Other News Materials 22 August 2008 09:42 (UTC +04:00)

Mexico's government pledged to establish anti-kidnapping measures in cooperation with local authorities in an attempt to stem a crime wave engulfing the country, dpa reported.

After meeting with the country's provincial governors, top judges, mayors and lawmakers, President Felipe Calderon on Thursday signed an agreement to coordinate crime fighting across the nation on a day in which seven police officers were killed in Mexico.

He pledged to pass legislation against money laundering and provisions to locate the mobile phones of kidnapping suspects. He also promised to keep the public better informed about anti-crime measures and scour police ranks for renegade officers.

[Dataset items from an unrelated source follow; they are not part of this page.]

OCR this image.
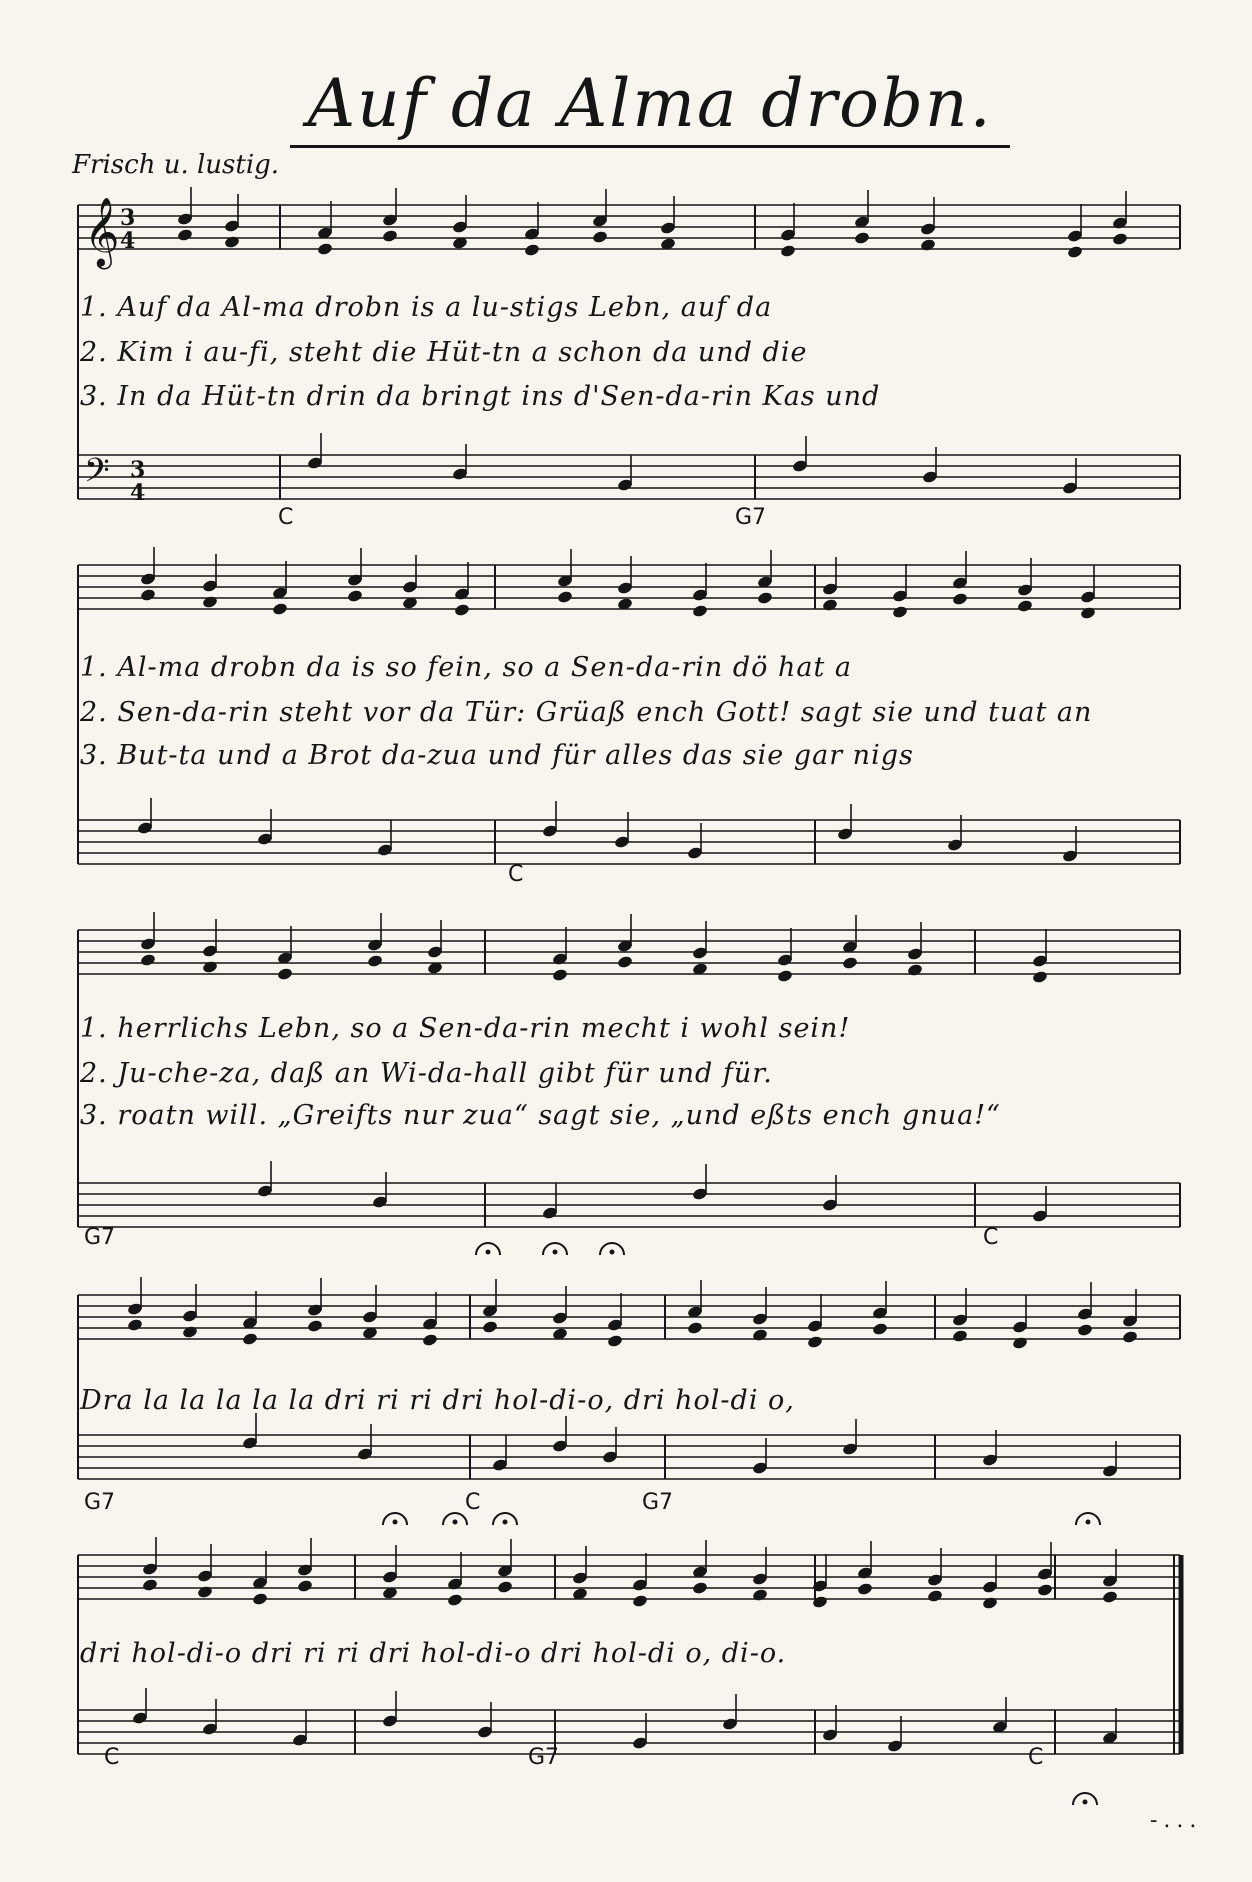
𝄞
𝄢
3
4
3
4
Auf da Alma drobn.
Frisch u. lustig.
1. Auf da Al-ma drobn is a lu-stigs Lebn, auf da
2. Kim i au-fi, steht die Hüt-tn a schon da und die
3. In da Hüt-tn drin da bringt ins d'Sen-da-rin Kas und
1. Al-ma drobn da is so fein, so a Sen-da-rin dö hat a
2. Sen-da-rin steht vor da Tür: Grüaß ench Gott! sagt sie und tuat an
3. But-ta und a Brot da-zua und für alles das sie gar nigs
1. herrlichs Lebn, so a Sen-da-rin mecht i wohl sein!
2. Ju-che-za, daß an Wi-da-hall gibt für und für.
3. roatn will. „Greifts nur zua“ sagt sie, „und eßts ench gnua!“
Dra la la la la la dri ri ri dri hol-di-o, dri hol-di o,
dri hol-di-o dri ri ri dri hol-di-o dri hol-di o, di-o.
C	G7
C
G7	C
G7	C	G7
C	G7	C
-...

Kidnappings in particular have been on the rise in Mexico, Security Minister Genaro Garcia Luna said. In 2002, 504 cases where registered, but the number jumped to 785 in 2007. According to unofficial estimates, however, that number is believed to be significantly higher.

Kidnappings and blackmail are often organized out of Mexico's prisons, Garcia Luna said. There have also been a number of reports of police involvements in kidnap-killings.

Mexicans took to the streets after kidnappers in police uniforms snatched a 14-year-old boy in Mexico City and killed him this summer. It later became known that a police detective was involved in the plot.